Lo scontro con Trump
Proprio nel Paese che lo accolse appena ventunenne, Andrés arriva a scontrarsi nel 2016 con l’allora presidente Donald Trump. Sembra tutto pronto per l’inaugurazione di un suo ristorante presso il Trump International Hotel di Washington, quando alcuni commenti offensivi rivolti dal tycoon a migranti messicani entrati negli Stati Uniti senza documenti lo fanno desistere al punto da ritirarsi dall’accordo con la Trump Organization. La battaglia legale tra i due si conclude con un accordo un anno più tardi, nell’aprile del 2017. L’edificio viene venduto e riapre sotto il nuovo nome di Waldorf Astoria Washington D.C. nel giugno 2022. Qualche mese più tardi, Andrés riprende in mano il progetto originale e l’otto febbraio 2023 inaugura il locale, chiamato Bazaar.

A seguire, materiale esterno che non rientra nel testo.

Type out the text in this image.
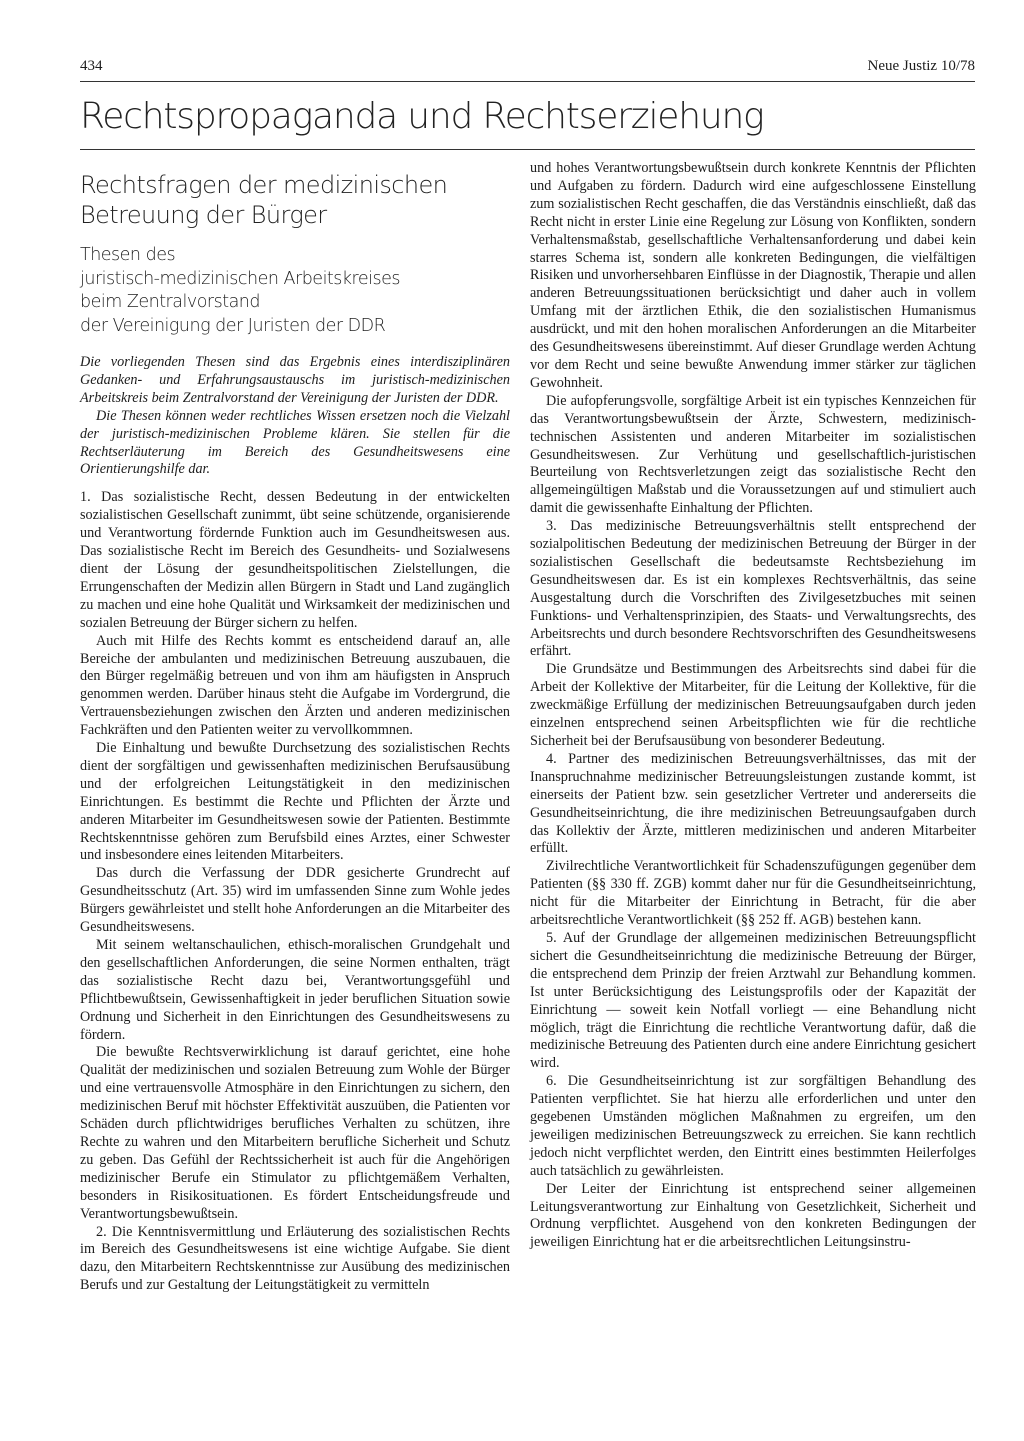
434	Neue Justiz 10/78
Rechtspropaganda und Rechtserziehung
Rechtsfragen der medizinischen Betreuung der Bürger
Thesen des
juristisch-medizinischen Arbeitskreises
beim Zentralvorstand
der Vereinigung der Juristen der DDR

Die vorliegenden Thesen sind das Ergebnis eines interdisziplinären Gedanken- und Erfahrungsaustauschs im juristisch-medizinischen Arbeitskreis beim Zentralvorstand der Vereinigung der Juristen der DDR.

Die Thesen können weder rechtliches Wissen ersetzen noch die Vielzahl der juristisch-medizinischen Probleme klären. Sie stellen für die Rechtserläuterung im Bereich des Gesundheitswesens eine Orientierungshilfe dar.

1. Das sozialistische Recht, dessen Bedeutung in der entwickelten sozialistischen Gesellschaft zunimmt, übt seine schützende, organisierende und Verantwortung fördernde Funktion auch im Gesundheitswesen aus. Das sozialistische Recht im Bereich des Gesundheits- und Sozialwesens dient der Lösung der gesundheitspolitischen Zielstellungen, die Errungenschaften der Medizin allen Bürgern in Stadt und Land zugänglich zu machen und eine hohe Qualität und Wirksamkeit der medizinischen und sozialen Betreuung der Bürger sichern zu helfen.

Auch mit Hilfe des Rechts kommt es entscheidend darauf an, alle Bereiche der ambulanten und medizinischen Betreuung auszubauen, die den Bürger regelmäßig betreuen und von ihm am häufigsten in Anspruch genommen werden. Darüber hinaus steht die Aufgabe im Vordergrund, die Vertrauensbeziehungen zwischen den Ärzten und anderen medizinischen Fachkräften und den Patienten weiter zu vervollkommnen.

Die Einhaltung und bewußte Durchsetzung des sozialistischen Rechts dient der sorgfältigen und gewissenhaften medizinischen Berufsausübung und der erfolgreichen Leitungstätigkeit in den medizinischen Einrichtungen. Es bestimmt die Rechte und Pflichten der Ärzte und anderen Mitarbeiter im Gesundheitswesen sowie der Patienten. Bestimmte Rechtskenntnisse gehören zum Berufsbild eines Arztes, einer Schwester und insbesondere eines leitenden Mitarbeiters.

Das durch die Verfassung der DDR gesicherte Grundrecht auf Gesundheitsschutz (Art. 35) wird im umfassenden Sinne zum Wohle jedes Bürgers gewährleistet und stellt hohe Anforderungen an die Mitarbeiter des Gesundheitswesens.

Mit seinem weltanschaulichen, ethisch-moralischen Grundgehalt und den gesellschaftlichen Anforderungen, die seine Normen enthalten, trägt das sozialistische Recht dazu bei, Verantwortungsgefühl und Pflichtbewußtsein, Gewissenhaftigkeit in jeder beruflichen Situation sowie Ordnung und Sicherheit in den Einrichtungen des Gesundheitswesens zu fördern.

Die bewußte Rechtsverwirklichung ist darauf gerichtet, eine hohe Qualität der medizinischen und sozialen Betreuung zum Wohle der Bürger und eine vertrauensvolle Atmosphäre in den Einrichtungen zu sichern, den medizinischen Beruf mit höchster Effektivität auszuüben, die Patienten vor Schäden durch pflichtwidriges berufliches Verhalten zu schützen, ihre Rechte zu wahren und den Mitarbeitern berufliche Sicherheit und Schutz zu geben. Das Gefühl der Rechtssicherheit ist auch für die Angehörigen medizinischer Berufe ein Stimulator zu pflichtgemäßem Verhalten, besonders in Risikosituationen. Es fördert Entscheidungsfreude und Verantwortungsbewußtsein.

2. Die Kenntnisvermittlung und Erläuterung des sozialistischen Rechts im Bereich des Gesundheitswesens ist eine wichtige Aufgabe. Sie dient dazu, den Mitarbeitern Rechtskenntnisse zur Ausübung des medizinischen Berufs und zur Gestaltung der Leitungstätigkeit zu vermitteln

und hohes Verantwortungsbewußtsein durch konkrete Kenntnis der Pflichten und Aufgaben zu fördern. Dadurch wird eine aufgeschlossene Einstellung zum sozialistischen Recht geschaffen, die das Verständnis einschließt, daß das Recht nicht in erster Linie eine Regelung zur Lösung von Konflikten, sondern Verhaltensmaßstab, gesellschaftliche Verhaltensanforderung und dabei kein starres Schema ist, sondern alle konkreten Bedingungen, die vielfältigen Risiken und unvorhersehbaren Einflüsse in der Diagnostik, Therapie und allen anderen Betreuungssituationen berücksichtigt und daher auch in vollem Umfang mit der ärztlichen Ethik, die den sozialistischen Humanismus ausdrückt, und mit den hohen moralischen Anforderungen an die Mitarbeiter des Gesundheitswesens übereinstimmt. Auf dieser Grundlage werden Achtung vor dem Recht und seine bewußte Anwendung immer stärker zur täglichen Gewohnheit.

Die aufopferungsvolle, sorgfältige Arbeit ist ein typisches Kennzeichen für das Verantwortungsbewußtsein der Ärzte, Schwestern, medizinisch-technischen Assistenten und anderen Mitarbeiter im sozialistischen Gesundheitswesen. Zur Verhütung und gesellschaftlich-juristischen Beurteilung von Rechtsverletzungen zeigt das sozialistische Recht den allgemeingültigen Maßstab und die Voraussetzungen auf und stimuliert auch damit die gewissenhafte Einhaltung der Pflichten.

3. Das medizinische Betreuungsverhältnis stellt entsprechend der sozialpolitischen Bedeutung der medizinischen Betreuung der Bürger in der sozialistischen Gesellschaft die bedeutsamste Rechtsbeziehung im Gesundheitswesen dar. Es ist ein komplexes Rechtsverhältnis, das seine Ausgestaltung durch die Vorschriften des Zivilgesetzbuches mit seinen Funktions- und Verhaltensprinzipien, des Staats- und Verwaltungsrechts, des Arbeitsrechts und durch besondere Rechtsvorschriften des Gesundheitswesens erfährt.

Die Grundsätze und Bestimmungen des Arbeitsrechts sind dabei für die Arbeit der Kollektive der Mitarbeiter, für die Leitung der Kollektive, für die zweckmäßige Erfüllung der medizinischen Betreuungsaufgaben durch jeden einzelnen entsprechend seinen Arbeitspflichten wie für die rechtliche Sicherheit bei der Berufsausübung von besonderer Bedeutung.

4. Partner des medizinischen Betreuungsverhältnisses, das mit der Inanspruchnahme medizinischer Betreuungsleistungen zustande kommt, ist einerseits der Patient bzw. sein gesetzlicher Vertreter und andererseits die Gesundheitseinrichtung, die ihre medizinischen Betreuungsaufgaben durch das Kollektiv der Ärzte, mittleren medizinischen und anderen Mitarbeiter erfüllt.

Zivilrechtliche Verantwortlichkeit für Schadenszufügungen gegenüber dem Patienten (§§ 330 ff. ZGB) kommt daher nur für die Gesundheitseinrichtung, nicht für die Mitarbeiter der Einrichtung in Betracht, für die aber arbeitsrechtliche Verantwortlichkeit (§§ 252 ff. AGB) bestehen kann.

5. Auf der Grundlage der allgemeinen medizinischen Betreuungspflicht sichert die Gesundheitseinrichtung die medizinische Betreuung der Bürger, die entsprechend dem Prinzip der freien Arztwahl zur Behandlung kommen. Ist unter Berücksichtigung des Leistungsprofils oder der Kapazität der Einrichtung — soweit kein Notfall vorliegt — eine Behandlung nicht möglich, trägt die Einrichtung die rechtliche Verantwortung dafür, daß die medizinische Betreuung des Patienten durch eine andere Einrichtung gesichert wird.

6. Die Gesundheitseinrichtung ist zur sorgfältigen Behandlung des Patienten verpflichtet. Sie hat hierzu alle erforderlichen und unter den gegebenen Umständen möglichen Maßnahmen zu ergreifen, um den jeweiligen medizinischen Betreuungszweck zu erreichen. Sie kann rechtlich jedoch nicht verpflichtet werden, den Eintritt eines bestimmten Heilerfolges auch tatsächlich zu gewährleisten.

Der Leiter der Einrichtung ist entsprechend seiner allgemeinen Leitungsverantwortung zur Einhaltung von Gesetzlichkeit, Sicherheit und Ordnung verpflichtet. Ausgehend von den konkreten Bedingungen der jeweiligen Einrichtung hat er die arbeitsrechtlichen Leitungsinstru-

I riconoscimenti culinari ed umanitari
«Noi [chef] nutriamo pochi, ma abbiamo l'opportunità di cambiare il mondo», diceva Andrés. E la comunità internazionale più volte gli ha riconosciuto l’avere spianato la strada al cambiamento. Ai riconoscimenti culinari si aggiungono quelli umanitari, dall’essere incluso per due volte (2012 e 2018) nella lista delle 100 persone più influenti al mondo da Time Magazine al vedersi appuntata la José the National Humanities Medal dal presidente Obama in persona nel 2015, fino alla candidatura al Nobel per la Pace. Una missione, un fuoco che la recente tragedia occorsa a Gaza difficilmente spegnerà. Quelle stesse fiamme che avevano cominciato ad ardere fin da bambino, quando nei boschi del nord della Spagna il papà di Andrés lo prendeva da parte per insegnarli la cottura perfetta della paella, da condividere poi con il resto della famiglia.